Authentication errors
This topic describes the error codes you may see when authentication of an API client fails. When authentication fails because the client is disabled or not present, a 400 error code is displayed. The following table explains the errors:
Error code | Cause | Action to correct |
|---|---|---|
invalid client | The client name does not exist or is incorrect, or the client secret is invalid. | Check that the client is provisioned in the API application page and that it is in the Enabled state. Reset the client secret and use the new one. |
unsupported_grant_type | The grant type is invalid. | The Grant type cannot be empty.
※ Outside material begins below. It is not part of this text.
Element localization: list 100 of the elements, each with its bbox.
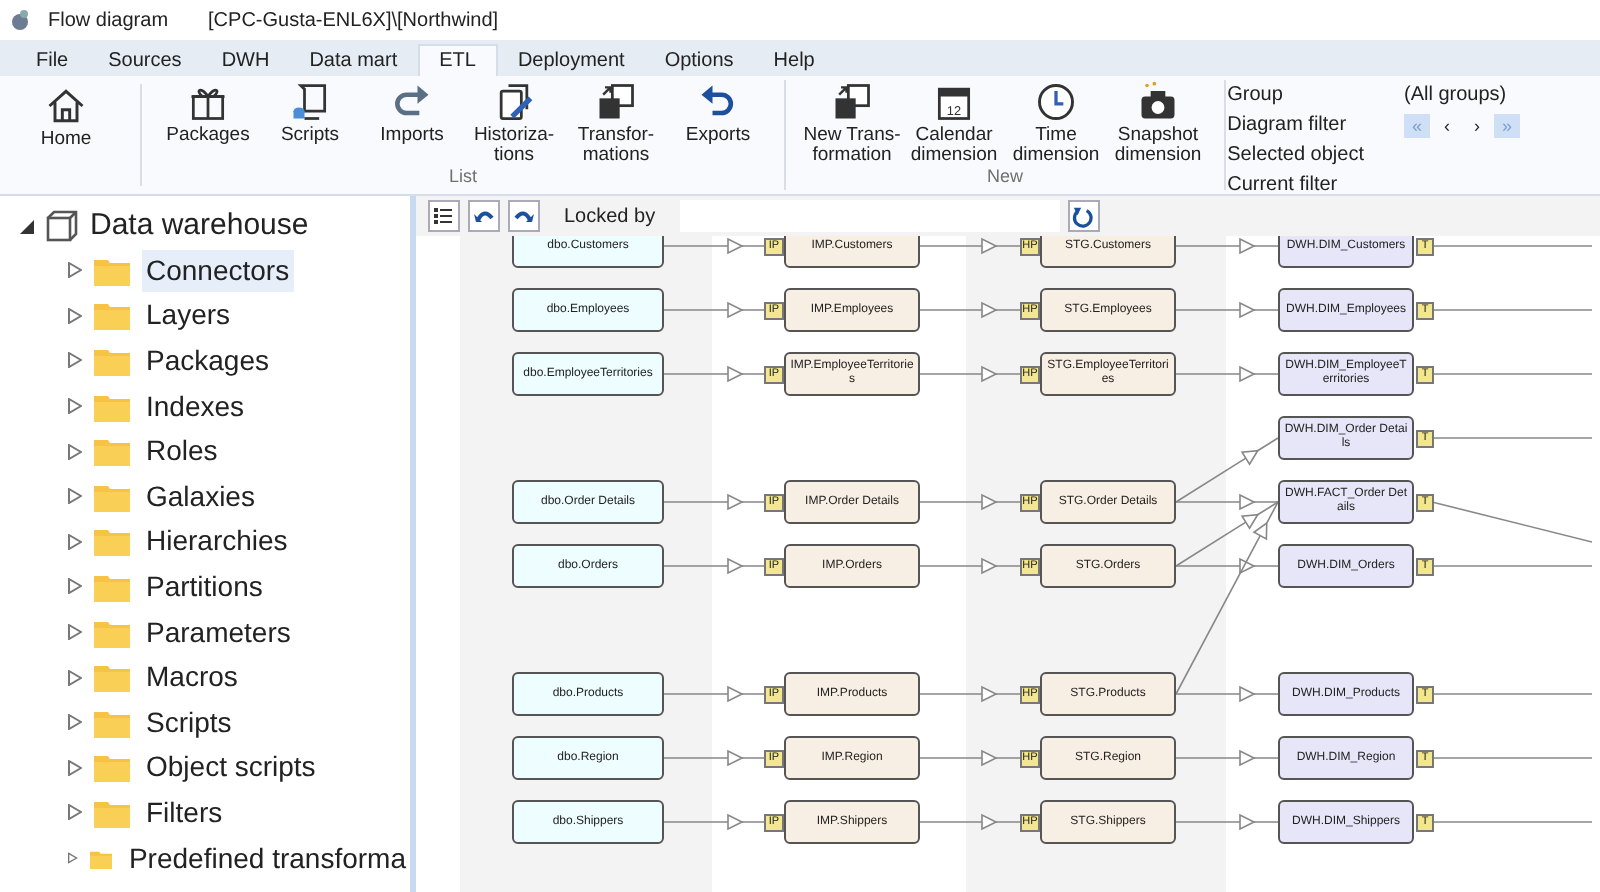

Check that the Grant type is populated with one of the following supported grant type values: Implicit, authorization_code, Password, Change_org. |
invalid_grant | The username or password is invalid, or the tenant code is invalid. | Make sure that the user credentials are valid and the correct organization code is passed. |
invalid_scope | The scope is invalid. | The Scope cannot be empty. The mandatory Scope value is openid profile athoc.iws.web.api. offline_access .The offline_access scope value is an optional value that is required only when requesting a refresh token. |
If you received an error, verify the following items:
- Your client is properly provisioned and your client_id and secret are valid.
- Your client has the password grant configured and allowed.
- Your username and password fields are correct.
- The user exists in the organization defined in the acr_values tenant:<org_code>.
- The operator account is not locked.